Shareef also argued that the Yameen government had only done commercial deals with Chinese companies, which had no military value. 

“We continue to say over the five years and we challenged the government to present even one shred of evidence, whether we had any untoward arrangement with the Chinese government, which you wouldn’t find. Because our arrangement with China at that time was entirely commercial and there was no military angle to it whatsoever”.

In answer to a query, the senior PPM leader admitted that his party’s contacts with Indian diplomats in Maldives had been limited in recent times. He noted that the Indian embassy had “been in touch a few years ago”, but there has not been much contact “perhaps due to the campaigns”.

He regretted that India had begun to be seen “as the ally of the ruling party rather than as an ally of the Maldives”.

Another former Maldivian foreign minister Ahmed Shaheed, who describes himself as an MDP supporter, pointed out that China had “not put all their eggs in one basket in the Maldives”.

“Even when Nasheed was bashing China hard five-six years ago, Chinese diplomats were reaching out to MDP and taking them to Beijing and talking to them,” said Shaheed, who had been foreign minister between 2005 and 2010. He is currently a Professor of International Human Rights Law at the University of Essex.

He was confident that there would not be any substantial change in foreign policy direction for Maldives after the elections. “They are not going to kick India out. But what they are saying is let’s have more transparency. Let’s make sure that it (agreements) serves Maldives’ interest. They do serve Maldives’ interests but the government has failed to make it clear,” Shaheed told The Wire.

He was critical of the Solih government for its “over-secrecy and over-securitisation of everything Indian”. “The (Solih) government also wanted to close all access to India for the people to serve their own agenda. India was played out by this government by not letting India be seen as a neutral party,” he said.

Daniel Bosley, a British journalist who recently released a book based on his political reporting in the Maldives, noted that the while PPM coalition “captured headlines with its ‘India Out’ campaign, I don’t believe many Maldivians feel an intrusive Indian military presence”.

He termed it as “lazy populism by an opposition that has no democratic vision for the country”. He added, “The nation will pivot back towards China now, though it finds itself deeply indebted to both superpowers.”

Bosley, who had been editor of the Minivan News (later known as Maldives Independent), criticised the MDP for having squandered “an incredible opportunity” to push the democratic transition forward. 

“They were elected to stem the rampant corruption and extremist violence that was taking hold under the previous government.

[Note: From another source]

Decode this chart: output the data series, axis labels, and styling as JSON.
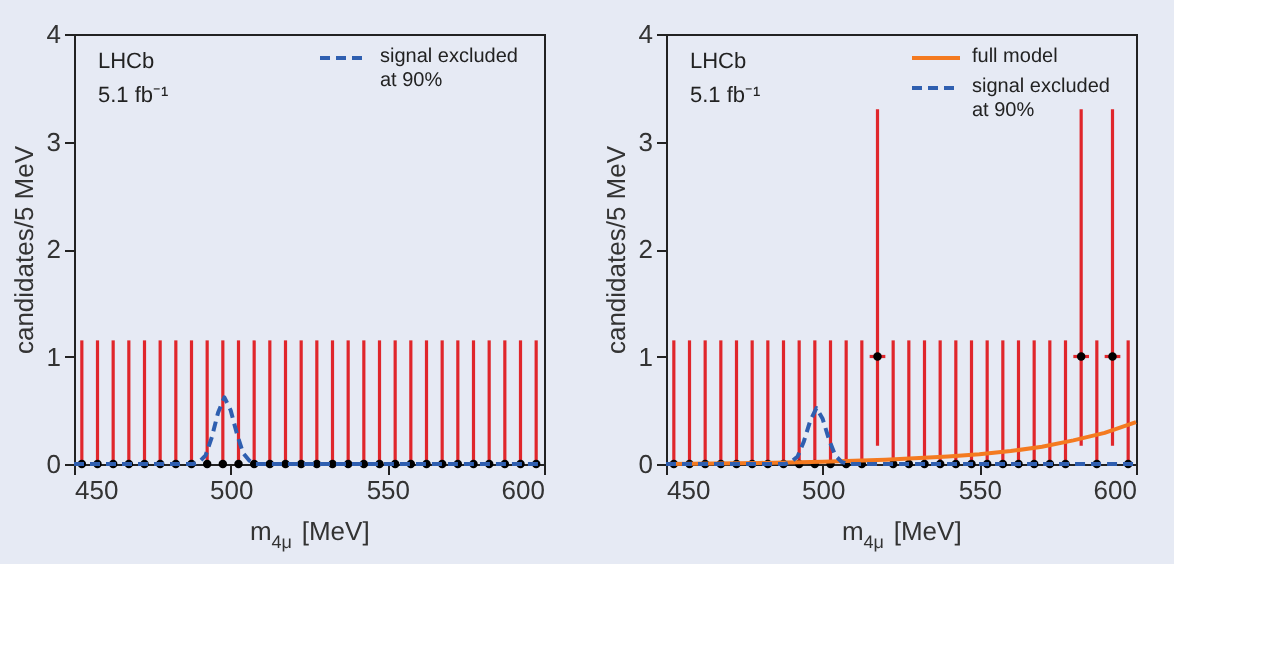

But progress on these fronts has stalled and the party has descended into farcical in-fighting.” The MDP’s split was a major factor in the defeat with Nasheed’s breakaway faction polling a respectable third in the first round of the presidential elections.

He felt that the general populace didn’t see much difference between the Solih and Yameen administrations, “save for a little less violence”.

“I fear this may be the first change we see, with dangerous terrorists – some charged with murdering my former colleague, Ahmed Rilwan – likely to return to the streets,” added Bosley.

One of the main developments a day after the election results was the transfer of former president Yameen, who is serving a sentence of 11 years, to house arrest.

Bosley pointed out this left president-elect Muizzu in precisely the same situation President Solih found himself in five years ago when former President Nasheed returned from exile and was exonerated. “As this election shows, the result was disastrous bickering. Yameen was unhappy that his party contested the election without him as the candidate, but he is also infamously comfortable wielding influence from the shadows.”

Admitting that future tensions between Muizzu and Yameen are inevitable, Shaheed, however, contended that both possessed a pragmatic outlook, which should prevent their personal dynamics from destabilizing the government. “Muizzu is a very pragmatic person. His pragmatism would mean that he would want survival, goodwill and not drama… Yameen is pragmatic enough to know that he shouldn’t sink his own ship.”